GEOLOGY OF THE HUDSON.

In addition to various geological references scattered through these pages the following facts from an American Geological Railway Guide, by James Macfarlane, Ph.D., will be of interest.

"The State of New York is to the geologist what the Holy Land is to the Christian, and the works of her Palæontologist are the Old Testament Scriptures of the science. It is a Laurentian, Cambrian, Silurian and Devonian State, containing all the groups and all the formations of these long ages, beautifully developed in belts running nearly across the State in an east and west direction, lying undisturbed as originally laid down.

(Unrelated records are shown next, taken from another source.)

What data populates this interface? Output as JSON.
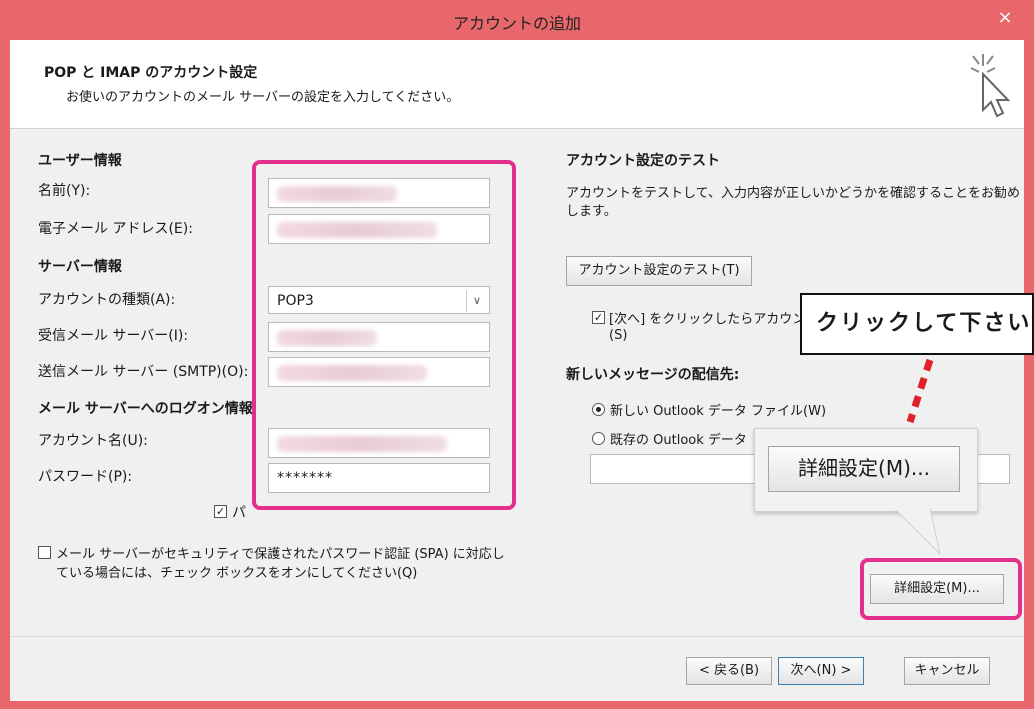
{
  "window": {
    "title": "アカウントの追加",
    "close_glyph": "×"
  },
  "header": {
    "title": "POP と IMAP のアカウント設定",
    "subtitle": "お使いのアカウントのメール サーバーの設定を入力してください。"
  },
  "user_info": {
    "heading": "ユーザー情報",
    "name_label": "名前(Y):",
    "email_label": "電子メール アドレス(E):"
  },
  "server_info": {
    "heading": "サーバー情報",
    "account_type_label": "アカウントの種類(A):",
    "account_type_value": "POP3",
    "incoming_label": "受信メール サーバー(I):",
    "outgoing_label": "送信メール サーバー (SMTP)(O):"
  },
  "logon_info": {
    "heading": "メール サーバーへのログオン情報",
    "account_name_label": "アカウント名(U):",
    "password_label": "パスワード(P):",
    "password_value": "*******",
    "remember_partial": "パ",
    "spa_label_line1": "メール サーバーがセキュリティで保護されたパスワード認証 (SPA) に対応し",
    "spa_label_line2": "ている場合には、チェック ボックスをオンにしてください(Q)"
  },
  "test_section": {
    "heading": "アカウント設定のテスト",
    "desc_line1": "アカウントをテストして、入力内容が正しいかどうかを確認することをお勧め",
    "desc_line2": "します。",
    "test_button": "アカウント設定のテスト(T)",
    "auto_test_line1": "[次へ] をクリックしたらアカウント",
    "auto_test_line2": "(S)"
  },
  "delivery": {
    "heading": "新しいメッセージの配信先:",
    "new_file": "新しい Outlook データ ファイル(W)",
    "existing_file": "既存の Outlook データ"
  },
  "buttons": {
    "more_settings": "詳細設定(M)...",
    "back": "< 戻る(B)",
    "next": "次へ(N) >",
    "cancel": "キャンセル"
  },
  "annotation": {
    "callout": "クリックして下さい",
    "zoom_label": "詳細設定(M)..."
  },
  "colors": {
    "titlebar": "#e8676a",
    "highlight": "#e4308c",
    "arrow": "#e0202a"
  }
}
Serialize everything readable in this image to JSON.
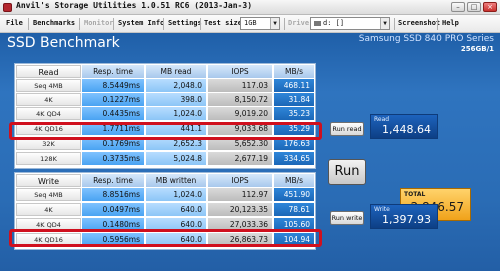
{
  "window": {
    "title": "Anvil's Storage Utilities 1.0.51 RC6 (2013-Jan-3)",
    "minimize": "–",
    "maximize": "□",
    "close": "×"
  },
  "menu": {
    "file": "File",
    "benchmarks": "Benchmarks",
    "monitor": "Monitor",
    "system_info": "System Info",
    "settings": "Settings",
    "test_size_label": "Test size",
    "test_size_value": "1GB",
    "drive_label": "Drive",
    "drive_value": "d: []",
    "screenshot": "Screenshot",
    "help": "Help"
  },
  "header": {
    "title": "SSD Benchmark",
    "model": "Samsung SSD 840 PRO Series",
    "capacity": "256GB/1"
  },
  "read_table": {
    "columns": [
      "Read",
      "Resp. time",
      "MB read",
      "IOPS",
      "MB/s"
    ],
    "rows": [
      [
        "Seq 4MB",
        "8.5449ms",
        "2,048.0",
        "117.03",
        "468.11"
      ],
      [
        "4K",
        "0.1227ms",
        "398.0",
        "8,150.72",
        "31.84"
      ],
      [
        "4K QD4",
        "0.4435ms",
        "1,024.0",
        "9,019.20",
        "35.23"
      ],
      [
        "4K QD16",
        "1.7711ms",
        "441.1",
        "9,033.68",
        "35.29"
      ],
      [
        "32K",
        "0.1769ms",
        "2,652.3",
        "5,652.30",
        "176.63"
      ],
      [
        "128K",
        "0.3735ms",
        "5,024.8",
        "2,677.19",
        "334.65"
      ]
    ]
  },
  "write_table": {
    "columns": [
      "Write",
      "Resp. time",
      "MB written",
      "IOPS",
      "MB/s"
    ],
    "rows": [
      [
        "Seq 4MB",
        "8.8516ms",
        "1,024.0",
        "112.97",
        "451.90"
      ],
      [
        "4K",
        "0.0497ms",
        "640.0",
        "20,123.35",
        "78.61"
      ],
      [
        "4K QD4",
        "0.1480ms",
        "640.0",
        "27,033.36",
        "105.60"
      ],
      [
        "4K QD16",
        "0.5956ms",
        "640.0",
        "26,863.73",
        "104.94"
      ]
    ]
  },
  "buttons": {
    "run_read": "Run read",
    "run": "Run",
    "run_write": "Run write"
  },
  "scores": {
    "read_label": "Read",
    "read_value": "1,448.64",
    "total_label": "TOTAL",
    "total_value": "2,846.57",
    "write_label": "Write",
    "write_value": "1,397.93"
  },
  "colors": {
    "panel_blue": "#2a6cb5",
    "highlight_red": "#d0101e",
    "total_orange": "#f0a21a"
  }
}
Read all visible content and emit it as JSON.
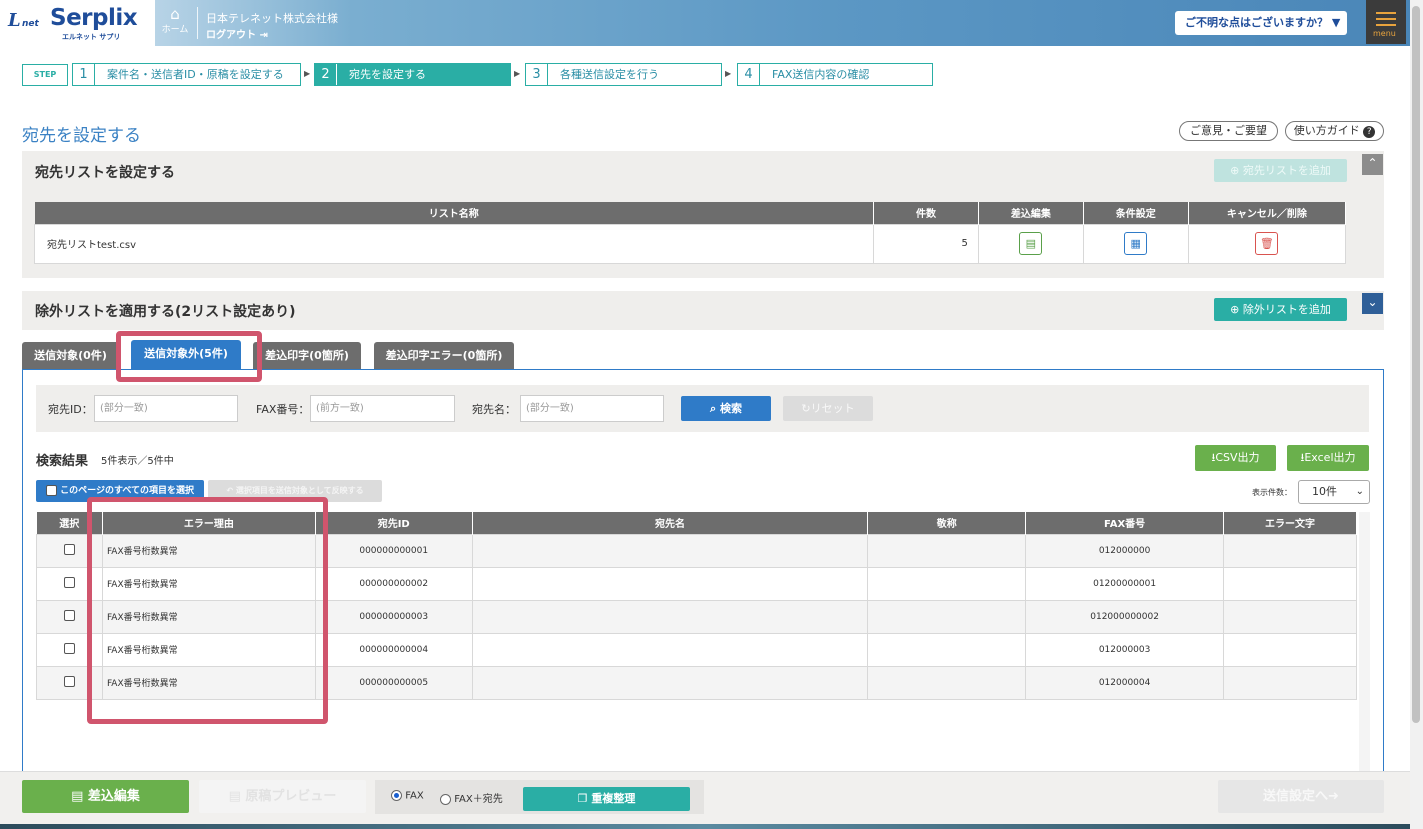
{
  "header": {
    "logo_l": "L",
    "logo_net": "net",
    "logo_text": "Serplix",
    "logo_sub": "エルネット サプリ",
    "home_label": "ホーム",
    "company": "日本テレネット株式会社様",
    "logout": "ログアウト",
    "help": "ご不明な点はございますか？ ▼",
    "menu": "menu"
  },
  "steps": {
    "label": "STEP",
    "items": [
      {
        "num": "1",
        "label": "案件名・送信者ID・原稿を設定する"
      },
      {
        "num": "2",
        "label": "宛先を設定する"
      },
      {
        "num": "3",
        "label": "各種送信設定を行う"
      },
      {
        "num": "4",
        "label": "FAX送信内容の確認"
      }
    ]
  },
  "page": {
    "title": "宛先を設定する",
    "feedback": "ご意見・ご要望",
    "guide": "使い方ガイド"
  },
  "dest_section": {
    "title": "宛先リストを設定する",
    "add_button": "宛先リストを追加",
    "columns": [
      "リスト名称",
      "件数",
      "差込編集",
      "条件設定",
      "キャンセル／削除"
    ],
    "rows": [
      {
        "name": "宛先リストtest.csv",
        "count": "5"
      }
    ]
  },
  "exclude_section": {
    "title": "除外リストを適用する(2リスト設定あり)",
    "add_button": "除外リストを追加"
  },
  "tabs": [
    "送信対象(0件)",
    "送信対象外(5件)",
    "差込印字(0箇所)",
    "差込印字エラー(0箇所)"
  ],
  "search": {
    "id_label": "宛先ID：",
    "id_placeholder": "(部分一致)",
    "fax_label": "FAX番号：",
    "fax_placeholder": "(前方一致)",
    "name_label": "宛先名：",
    "name_placeholder": "(部分一致)",
    "search_button": "検索",
    "reset_button": "リセット"
  },
  "results": {
    "title": "検索結果",
    "count": "5件表示／5件中",
    "csv_button": "CSV出力",
    "excel_button": "Excel出力",
    "select_all": "このページのすべての項目を選択",
    "restore": "選択項目を送信対象として反映する",
    "per_page_label": "表示件数：",
    "per_page_value": "10件",
    "columns": [
      "選択",
      "エラー理由",
      "宛先ID",
      "宛先名",
      "敬称",
      "FAX番号",
      "エラー文字"
    ],
    "rows": [
      {
        "reason": "FAX番号桁数異常",
        "id": "000000000001",
        "name": "",
        "honorific": "",
        "fax": "012000000",
        "error_char": ""
      },
      {
        "reason": "FAX番号桁数異常",
        "id": "000000000002",
        "name": "",
        "honorific": "",
        "fax": "01200000001",
        "error_char": ""
      },
      {
        "reason": "FAX番号桁数異常",
        "id": "000000000003",
        "name": "",
        "honorific": "",
        "fax": "012000000002",
        "error_char": ""
      },
      {
        "reason": "FAX番号桁数異常",
        "id": "000000000004",
        "name": "",
        "honorific": "",
        "fax": "012000003",
        "error_char": ""
      },
      {
        "reason": "FAX番号桁数異常",
        "id": "000000000005",
        "name": "",
        "honorific": "",
        "fax": "012000004",
        "error_char": ""
      }
    ]
  },
  "bottom": {
    "merge_edit": "差込編集",
    "preview": "原稿プレビュー",
    "radio_fax": "FAX",
    "radio_fax_dest": "FAX＋宛先",
    "dedupe": "重複整理",
    "next": "送信設定へ"
  },
  "colors": {
    "teal": "#2aaea5",
    "blue": "#2f7bc8",
    "green": "#6ab04c",
    "highlight": "#d0556d"
  }
}
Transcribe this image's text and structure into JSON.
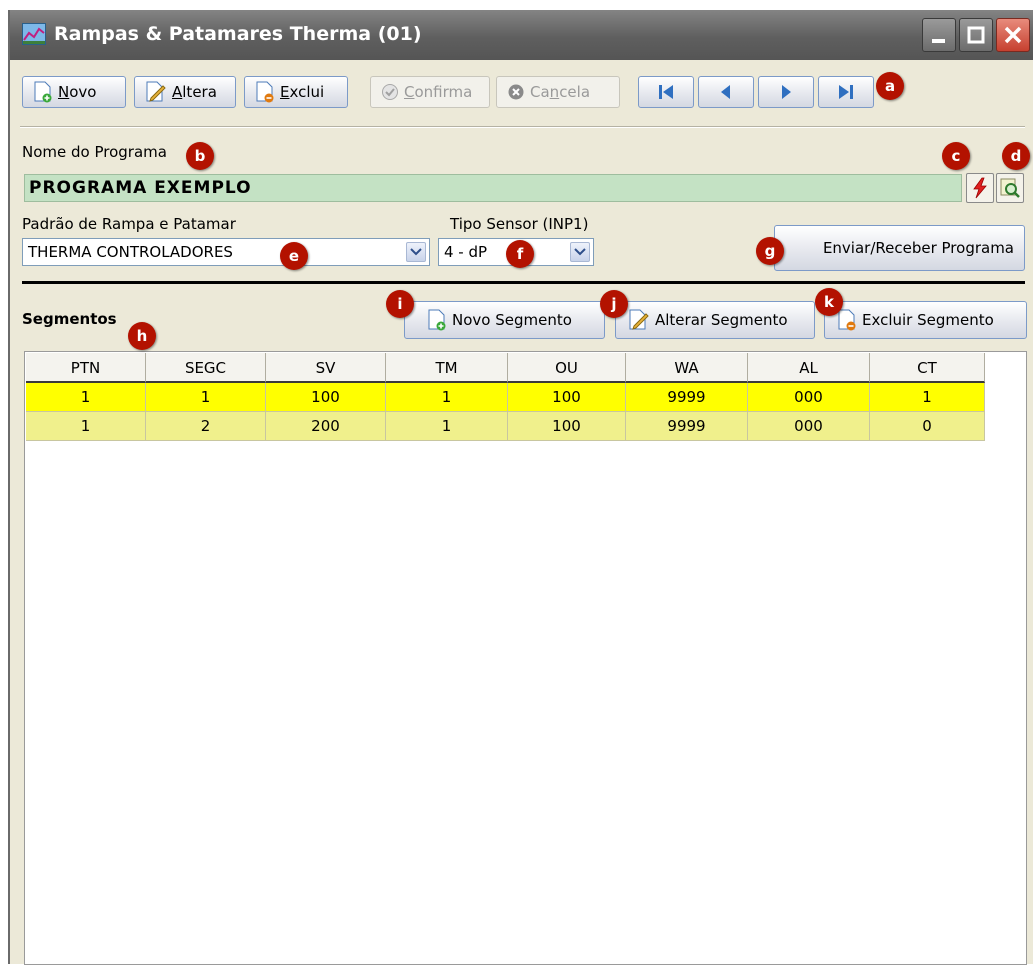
{
  "window": {
    "title": "Rampas & Patamares Therma (01)"
  },
  "toolbar": {
    "novo_prefix": "",
    "novo_hotkey": "N",
    "novo_rest": "ovo",
    "altera_hotkey": "A",
    "altera_rest": "ltera",
    "exclui_hotkey": "E",
    "exclui_rest": "xclui",
    "confirma_hotkey": "C",
    "confirma_rest": "onfirma",
    "cancela_prefix": "Ca",
    "cancela_hotkey": "n",
    "cancela_rest": "cela"
  },
  "program": {
    "name_label": "Nome do Programa",
    "name_value": "PROGRAMA EXEMPLO",
    "pattern_label": "Padrão de Rampa e Patamar",
    "pattern_value": "THERMA CONTROLADORES",
    "sensor_label": "Tipo Sensor (INP1)",
    "sensor_value": "4 - dP",
    "send_receive_label": "Enviar/Receber Programa"
  },
  "segments": {
    "title": "Segmentos",
    "new_label": "Novo Segmento",
    "edit_label": "Alterar Segmento",
    "delete_label": "Excluir Segmento",
    "columns": [
      "PTN",
      "SEGC",
      "SV",
      "TM",
      "OU",
      "WA",
      "AL",
      "CT"
    ],
    "rows": [
      [
        "1",
        "1",
        "100",
        "1",
        "100",
        "9999",
        "000",
        "1"
      ],
      [
        "1",
        "2",
        "200",
        "1",
        "100",
        "9999",
        "000",
        "0"
      ]
    ]
  },
  "badges": [
    "a",
    "b",
    "c",
    "d",
    "e",
    "f",
    "g",
    "h",
    "i",
    "j",
    "k"
  ],
  "colors": {
    "selected_row": "#ffff00",
    "other_row": "#f0f08c",
    "name_field": "#c4e2c4",
    "badge": "#b31200"
  }
}
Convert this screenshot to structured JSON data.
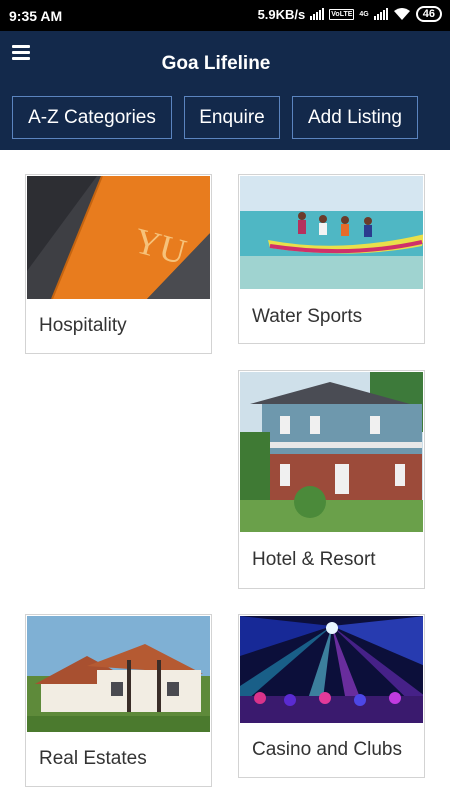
{
  "status": {
    "time": "9:35 AM",
    "speed": "5.9KB/s",
    "volte": "VoLTE",
    "net": "4G",
    "battery": "46"
  },
  "header": {
    "title": "Goa Lifeline"
  },
  "actions": {
    "categories": "A-Z Categories",
    "enquire": "Enquire",
    "add": "Add Listing"
  },
  "categories": [
    {
      "label": "Hospitality"
    },
    {
      "label": "Water Sports"
    },
    {
      "label": "Hotel & Resort"
    },
    {
      "label": "Real Estates"
    },
    {
      "label": "Casino and Clubs"
    }
  ],
  "colors": {
    "appbar": "#13294b",
    "button_border": "#5b84bf",
    "card_border": "#d3d3d3",
    "label": "#333333"
  }
}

"The rock of New York Island is gneiss, except a portion of the north end, which is limestone. The south portion is covered with deep alluvial deposits, which in some places are more than 100 feet in depth. The natural outcroppings of the gneiss appeared on the surface about 16th Street, on the east side of the city, and run diagonally across to 31st Street on 10th Avenue. North of this, much of the surface was naked rock. It contains a large proportion of mica, a small proportion of quartz and still less feldspar, but generally an abundance of iron pyrites in very minute crystals, which, on exposure, are decomposed. In consequence of these ingredients it soon disintegrates on exposure, rendering it unfit for the purposes of building. The erection of a great city, for which this island furnishes a noble site, has very greatly changed its natural condition. The geological age of the New York gneiss is undoubtedly[page 212] very old, not the Laurentian or oldest, nor the Huronian, but it belongs to the third or White Mountain series, named by Dr. Hunt the Montalban. It is the same range which is the basis rock of nearly all the great cities of the Atlantic coast. It crosses New Jersey where it is turned to clay, until it appears under Trenton, and it extends to Philadelphia, Baltimore, Washington and Richmond, Va., and probably Boston, Massachusetts, is founded on this same formation.


Oh, river! darkling river! what a voice

Is that thou utterest while all else is still!

William Cullen Bryant.


"On the opposite side of the river may here be seen for many miles the Palisades, a long, rough mountain ridge close to the water's edge. Its upper half is a perpendicular precipice of bare rock of a columnar structure from 100 to 200 feet in height, the whole height of the mountain being generally from 400 to 600 feet, and the highest point in the range opposite Sing Sing 800 feet above the Hudson, and known as the High Torn. The width of the mountain is from a half mile to a mile and a half, the western slope being quite gentle. In length it extends from Bergen Point below Jersey City to Haverstraw, and then westward in all 48 miles, the middle portion being merely a low ridge. The lower half of the ridge on the river side is a sloping mound of detritus, of loose stones which has accumulated at the base of the cliff, from its weathered and wasted surface.